Carbon storage and GHG fluxes in ecosystems of the eastern U.S.

June 25, 2014
Washington, D.C.


The third USGS biological carbon assessment report has been released. In response to and since the 2007 Energy Independence and Security Act, these Congressional mandated national assessments by USGS  previously produced the first report on the Great Plains, released in 2011 and the second report on the Western United States released in 2012.  Reports on Alaska and Hawaii are expected to be completed in 2015. 

In the recently released third report, '...Forests accounted for more than 80 percent of the estimated carbon sequestered in the East annually, confirming the critical role of forests highlighted in the Administration’s climate action initiative....

...The assessment shows that the Eastern US region stores more carbon than all of the rest of the lower 48 states combined even though it has fewer than 40 percent of the land base....

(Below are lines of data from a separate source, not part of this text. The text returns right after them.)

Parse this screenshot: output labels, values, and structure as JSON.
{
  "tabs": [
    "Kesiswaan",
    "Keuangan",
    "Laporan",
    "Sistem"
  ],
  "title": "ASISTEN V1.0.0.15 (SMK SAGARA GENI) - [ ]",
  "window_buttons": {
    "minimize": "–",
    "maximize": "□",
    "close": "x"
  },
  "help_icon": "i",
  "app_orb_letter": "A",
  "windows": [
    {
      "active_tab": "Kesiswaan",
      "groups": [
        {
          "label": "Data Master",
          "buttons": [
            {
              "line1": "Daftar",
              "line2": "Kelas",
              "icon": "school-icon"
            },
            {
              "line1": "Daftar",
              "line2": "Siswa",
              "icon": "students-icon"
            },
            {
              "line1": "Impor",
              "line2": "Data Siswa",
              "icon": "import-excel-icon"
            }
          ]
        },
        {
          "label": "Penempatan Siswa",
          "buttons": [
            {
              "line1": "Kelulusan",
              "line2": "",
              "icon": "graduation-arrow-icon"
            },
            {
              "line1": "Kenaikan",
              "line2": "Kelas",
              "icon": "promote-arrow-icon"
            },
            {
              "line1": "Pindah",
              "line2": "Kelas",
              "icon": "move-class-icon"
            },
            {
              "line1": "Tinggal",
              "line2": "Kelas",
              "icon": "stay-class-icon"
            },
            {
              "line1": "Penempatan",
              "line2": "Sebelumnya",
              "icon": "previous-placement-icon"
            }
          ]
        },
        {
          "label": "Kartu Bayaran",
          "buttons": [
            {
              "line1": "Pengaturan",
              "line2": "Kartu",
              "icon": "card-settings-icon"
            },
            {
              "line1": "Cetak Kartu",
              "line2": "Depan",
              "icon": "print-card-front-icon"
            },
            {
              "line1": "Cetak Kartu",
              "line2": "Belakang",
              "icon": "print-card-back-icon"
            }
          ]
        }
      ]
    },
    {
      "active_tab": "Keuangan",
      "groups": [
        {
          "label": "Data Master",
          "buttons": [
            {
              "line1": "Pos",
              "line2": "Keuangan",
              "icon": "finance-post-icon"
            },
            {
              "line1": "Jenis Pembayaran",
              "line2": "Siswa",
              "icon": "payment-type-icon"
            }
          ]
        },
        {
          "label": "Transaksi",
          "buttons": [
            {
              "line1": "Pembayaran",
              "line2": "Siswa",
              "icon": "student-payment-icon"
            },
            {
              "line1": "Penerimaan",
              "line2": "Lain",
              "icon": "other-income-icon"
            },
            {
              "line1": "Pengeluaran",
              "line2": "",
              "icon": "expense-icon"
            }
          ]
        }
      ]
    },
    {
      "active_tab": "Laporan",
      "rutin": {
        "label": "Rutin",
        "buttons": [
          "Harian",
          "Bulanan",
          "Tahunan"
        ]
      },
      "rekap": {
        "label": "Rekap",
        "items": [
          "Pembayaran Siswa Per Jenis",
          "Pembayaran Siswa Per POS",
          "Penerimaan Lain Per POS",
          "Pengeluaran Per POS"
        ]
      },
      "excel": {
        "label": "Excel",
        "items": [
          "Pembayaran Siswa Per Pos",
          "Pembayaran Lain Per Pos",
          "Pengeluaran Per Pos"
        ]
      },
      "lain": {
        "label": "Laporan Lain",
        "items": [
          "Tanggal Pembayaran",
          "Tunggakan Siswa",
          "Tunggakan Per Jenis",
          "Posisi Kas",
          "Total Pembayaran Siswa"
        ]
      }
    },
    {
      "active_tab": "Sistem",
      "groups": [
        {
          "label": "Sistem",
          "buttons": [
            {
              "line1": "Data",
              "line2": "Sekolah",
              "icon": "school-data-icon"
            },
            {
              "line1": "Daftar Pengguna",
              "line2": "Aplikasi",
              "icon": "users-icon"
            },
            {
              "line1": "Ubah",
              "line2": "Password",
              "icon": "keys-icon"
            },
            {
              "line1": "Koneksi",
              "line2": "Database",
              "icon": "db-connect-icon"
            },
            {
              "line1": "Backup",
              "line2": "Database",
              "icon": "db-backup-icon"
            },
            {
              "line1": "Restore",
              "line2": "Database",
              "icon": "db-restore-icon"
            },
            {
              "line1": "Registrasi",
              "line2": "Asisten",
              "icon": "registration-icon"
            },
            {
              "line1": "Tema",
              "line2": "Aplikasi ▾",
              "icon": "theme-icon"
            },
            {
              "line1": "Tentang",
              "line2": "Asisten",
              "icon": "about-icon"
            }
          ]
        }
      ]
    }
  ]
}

...Under some scenarios, USGS scientists found that the rate of sequestration for the lower 48 states is projected to decline by more than 25 percent by 2050, due to disturbances such as wildfires, urban development and increased demand for timber products....'

As called for in the President’s Climate Action Plan, USGS also released 'LandCarbon', a new web tool demonstrating land and water carbon storage and change in ecosystems between 2005 and 2050 in the lower 48 states.  

See for more details.

Find the report here. Find the new web tool here. 

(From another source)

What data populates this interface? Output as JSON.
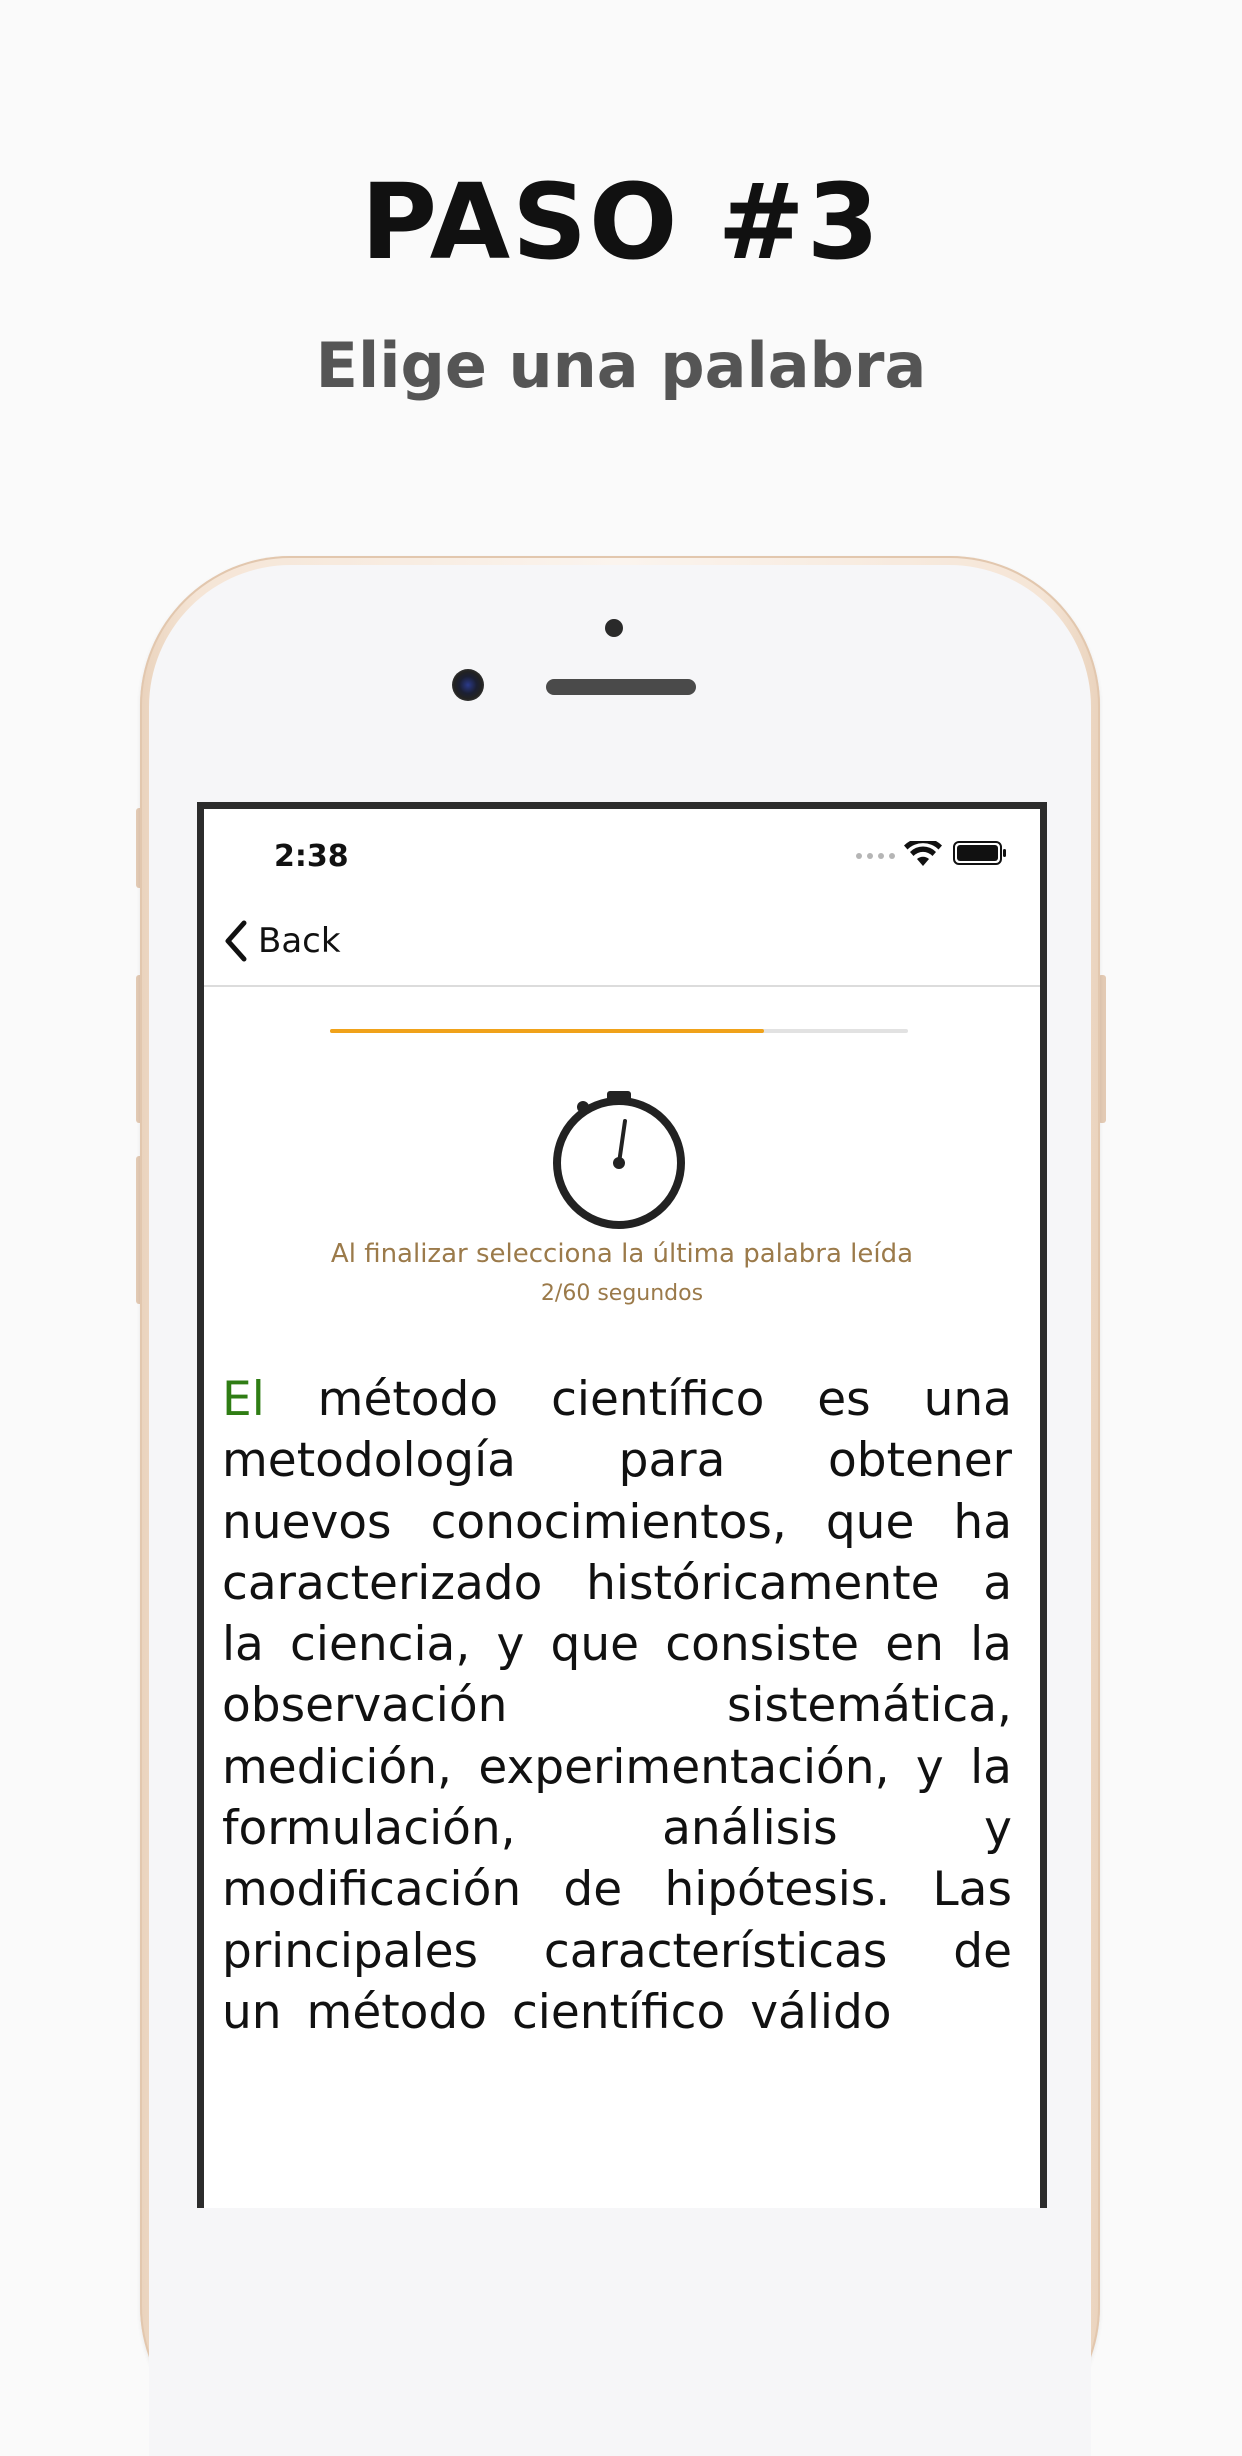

Report Citation: Zhu, Zhiliang, and Reed, Bradley, eds., 2014, Baseline and projected future carbon storage and greenhouse-gas fluxes in ecosystems of the eastern United States: U.S. Geological Survey Professional Paper 1804, 204 p.,

ISSN 1044–9612 (print)

ISSN 2330–7102 (online)

ISBN 978-1-4113-3794-7

ISBN 978-1-4113-3794-7

Both Drs. Zhiliang Zhu and Brad Reed from USGS are CCIWG members. 

Report Abstract

This assessment was conducted to fulfill the requirements of section 712 of the Energy Independence and Security Act of 2007 and to conduct a comprehensive national assessment of storage and flux (flow) of carbon and the fluxes of other greenhouse gases in ecosystems of the Eastern United States. These carbon and greenhouse gas variables were examined for major terrestrial ecosystems (forests, grasslands/shrublands, agricultural lands, and wetlands) and aquatic ecosystems (rivers, streams, lakes, estuaries, and coastal waters) in the Eastern United States in two time periods: baseline (from 2001 through 2005) and future (projections from the end of the baseline through 2050). The Great Lakes were not included in this assessment due to a lack of input data. The assessment was based on measured and observed data collected by the U.S. Geological Survey and many other agencies and organizations and used remote sensing, statistical methods, and simulation models.